- Influenza A - causes influenza in birds.
- Single stranded RNA virus
- Subtypes labeled according to hemaglutinin (H1-16), and neuraminidase (N1-9) present on the surface envelope of the virus
Friday, 22 April 2011
Influenza A - H1N1
Some overviews of studies related to radiologic findings in influenza A and H1N1 patients:
8 patients evaluated
A rapidly progressive pneumonia with high mortality rate was observed especially for cases with late admission. The major radiologic abnormalities were extensive pneumonic infiltration with segmental and multifocal distribution, mostly located in lower zones of the lung. No pleural effusion and hilar lymphadenopathy was noted.
RSNA: H1N1: Initial Chest Radiographic Findings in Helping Predict Patient Outcome
179 H1N1 influenza patients, 39 had findings related to influenza, Characteristic imaging findings included the following: ground-glass (69%), consolidation (59%), frequently patchy (41%), and nodular (28%) opacities. Bilateral opacities were common (62%), with involvement of multiple lung zones (72%). Findings in four or more zones and bilateral peripheral distribution occurred with significantly higher frequency in patients with adverse outcomes compared with patients with good outcomes.
Extensive involvement of both lungs, evidenced by the presence of multizonal and bilateral peripheral opacities, is associated with adverse prognosis. Initial chest radiography may have significance in helping predict clinical outcome but normal initial radiographs cannot exclude adverse outcome.
Previous studies have reported chest radiographic findings of consolidation and ground-glass opacity in patients with swine-origin influenza A (H1N1). Results Of 159 H1N1 influenza patients, The predominant radiographic findings were consolidation (93% of all patients, 91% of adults and 100% of children) and ground- glass opacity (74% of all, 77% of adults and 57% of children). Pulmonary emboli were detected by CT in 2/9 (22%) patients. Conclusion The pandemic 2009 swine influenza causes common and widely distributed infiltrates on chest radiographs among hospitalized patients, which are not peculiar to usual respiratory viral infections, and these findings can not be differentiated from usual bacterial pneumonia.

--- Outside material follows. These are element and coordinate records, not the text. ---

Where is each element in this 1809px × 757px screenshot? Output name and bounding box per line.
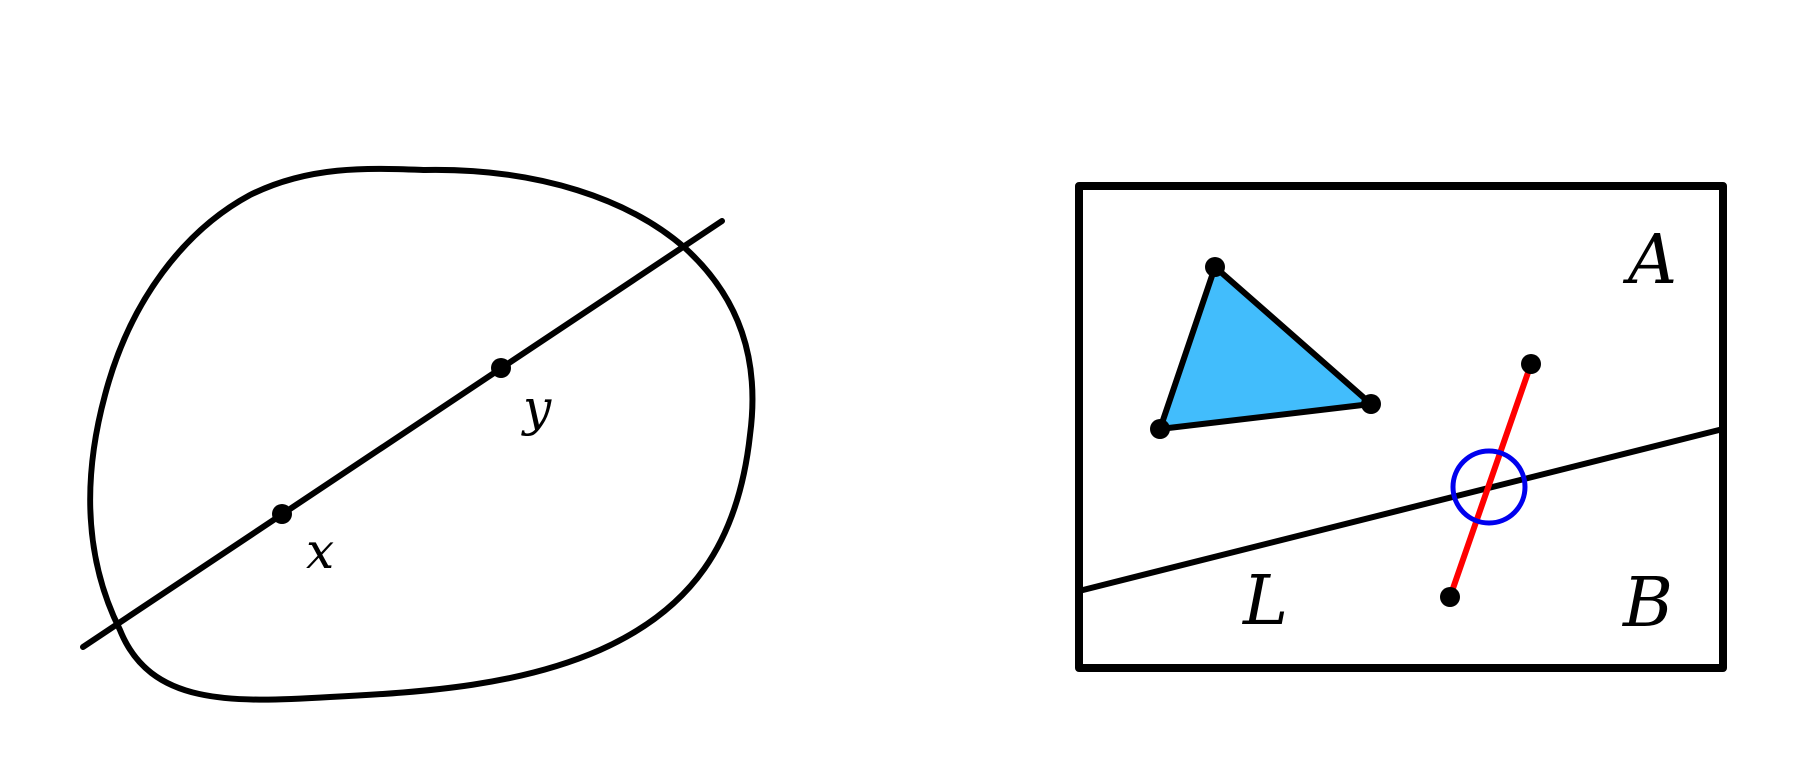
triangle-outline <box>1157 264 1374 432</box>
segment-endpoint-bottom <box>1440 587 1460 607</box>
label-B: B <box>1621 564 1673 643</box>
label-L: L <box>1241 562 1288 641</box>
left-figure: x y <box>80 165 756 703</box>
crossing-segment <box>1447 361 1534 600</box>
closed-curve <box>87 165 756 703</box>
intersection-marker <box>1450 448 1528 526</box>
triangle-vertex-top <box>1205 257 1225 277</box>
line-through-x-y <box>80 218 725 650</box>
label-x: x <box>306 522 334 580</box>
region-rectangle <box>1075 182 1727 672</box>
triangle <box>1160 267 1371 429</box>
label-y: y <box>521 379 552 437</box>
triangle-vertex-right <box>1361 394 1381 414</box>
right-figure: A B L <box>1075 182 1727 672</box>
label-A: A <box>1622 221 1677 300</box>
line-L <box>1078 426 1724 594</box>
point-x <box>272 504 292 524</box>
point-y <box>491 358 511 378</box>
triangle-vertex-left <box>1150 419 1170 439</box>
segment-endpoint-top <box>1521 354 1541 374</box>
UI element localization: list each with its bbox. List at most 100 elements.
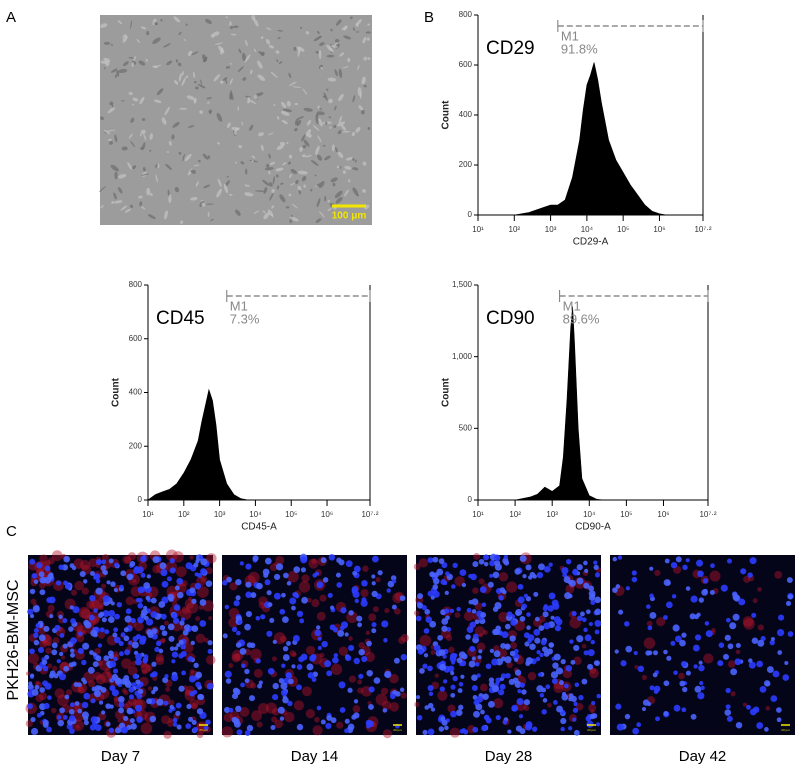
cell [316, 111, 325, 116]
nucleus [474, 619, 480, 625]
nucleus [371, 574, 376, 579]
cell [342, 170, 347, 174]
nucleus [503, 554, 509, 560]
cell [182, 153, 185, 162]
cell [195, 181, 199, 187]
cell [354, 159, 357, 163]
cell [330, 45, 339, 48]
red-signal [527, 671, 537, 681]
cell [314, 174, 317, 177]
cell [128, 91, 133, 96]
nucleus [371, 590, 378, 598]
red-signal [365, 630, 371, 635]
cell [207, 212, 210, 217]
cell [140, 205, 146, 210]
nucleus [88, 614, 95, 621]
nucleus [444, 590, 449, 595]
red-signal [186, 601, 199, 614]
nucleus [109, 704, 114, 709]
cell [177, 62, 182, 67]
nucleus [306, 663, 314, 671]
red-signal [301, 574, 310, 583]
nucleus [317, 636, 322, 641]
nucleus [694, 685, 702, 693]
nucleus [772, 670, 780, 678]
y-axis-label: Count [441, 377, 452, 407]
cell [296, 46, 305, 52]
x-tick-label: 10⁵ [617, 225, 629, 234]
nucleus [191, 625, 199, 633]
cell [335, 19, 342, 26]
nucleus [143, 605, 148, 611]
nucleus [119, 651, 124, 657]
nucleus [64, 583, 71, 590]
microscopy-image [99, 14, 372, 225]
cell [289, 216, 299, 222]
nucleus [347, 687, 353, 693]
nucleus [283, 572, 289, 579]
nucleus [483, 561, 489, 567]
nucleus [760, 636, 766, 642]
nucleus [472, 561, 479, 568]
nucleus [49, 670, 56, 677]
nucleus [697, 570, 704, 578]
nucleus [264, 579, 271, 586]
cell [275, 50, 280, 54]
red-signal [375, 577, 381, 583]
cell [302, 88, 308, 95]
nucleus [183, 624, 191, 632]
nucleus [69, 728, 75, 734]
red-signal [132, 578, 137, 583]
nucleus [292, 635, 300, 642]
red-signal [189, 669, 195, 674]
nucleus [698, 664, 705, 672]
cell [327, 77, 337, 82]
nucleus [564, 683, 569, 689]
nucleus [316, 581, 324, 589]
cell [280, 110, 290, 116]
nucleus [506, 611, 513, 618]
nucleus [674, 635, 682, 643]
nucleus [422, 663, 428, 669]
nucleus [43, 625, 50, 632]
nucleus [693, 664, 698, 669]
nucleus [279, 716, 285, 721]
cell [362, 189, 367, 193]
cell [192, 71, 196, 79]
nucleus [583, 650, 589, 656]
cell [348, 179, 351, 183]
nucleus [670, 640, 676, 646]
red-signal [400, 633, 409, 642]
nucleus [532, 726, 538, 732]
red-signal [81, 587, 89, 595]
cell [230, 33, 237, 36]
nucleus [757, 639, 765, 647]
red-signal [292, 652, 297, 657]
nucleus [58, 651, 64, 657]
nucleus [361, 580, 368, 587]
nucleus [371, 628, 377, 634]
nucleus [542, 698, 548, 703]
nucleus [101, 617, 107, 623]
nucleus [583, 560, 588, 566]
cell [142, 142, 146, 150]
nucleus [332, 627, 338, 633]
nucleus [493, 554, 501, 562]
nucleus [31, 689, 39, 696]
red-signal [382, 729, 392, 739]
nucleus [492, 571, 500, 579]
nucleus [102, 610, 110, 617]
cell [361, 76, 366, 85]
red-signal [205, 655, 216, 665]
red-signal [389, 702, 400, 712]
nucleus [734, 658, 742, 666]
y-tick-label: 400 [129, 388, 143, 397]
nucleus [423, 628, 430, 634]
red-signal [35, 680, 40, 686]
nucleus [130, 617, 136, 624]
cell [269, 182, 273, 187]
nucleus [468, 599, 474, 605]
nucleus [35, 623, 41, 628]
nucleus [233, 720, 241, 728]
nucleus [562, 691, 567, 697]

PubMed - a literature review: http://www.ncbi.nlm.nih.gov/pubmed/20116970
Novel influenza A (H1N1) at the origin of the 2009 pandemic flu developed mainly in subjects of less than 65 years contrary to the seasonal influenza, which usually developed in elderly patients of more than 65 years. Influenza A(H1N1) can arise in serious forms within 60 to 80% of cases a fulminant acute respiratory distress syndrome (ARDS) "malignant and fulminant influenza" in subjects without any comorbidity, which makes the gravity and the fear of this influenza. The fact that this influenza A (H1N1) can develop in healthy young patients and evolve in few hours to a severe ARDS with a refractory hypoxemia gave to the foreground the possible interest of the recourse to extracorporeal oxygenation (ECMO) in some selected severe ARDS (5- 10%). A bacterial pneumonia was associated to H1N1 influenza in approximately 30% of the cases as at admission in ICU or following the days of the admission justifying an early antibiotherapy associated to the antiviral treatment by oseltamivir (Tamiflu). Obesity, pregnancy and respiratory diseases (asthma, COPD) seem to be associated to the development of a severe viral pneumonia due to influenza A (H1N1) often with ARDS. Older age, high APACHE II and SOFA scores and a delay of initiation of the antiviral treatment by oseltamivir are associated to higher morbidity and mortality.
(Text sources: wikipedia.org, PubMed, RSNA, EJR )
Questions remain unanswered:
- What are the age groups at risk?
-What are the typical CXR, CT features?
- What are the dynamics of CXR, CT features?
- Frequently associated comorbidities?
- When should the Radiologist start thinking of H1N1?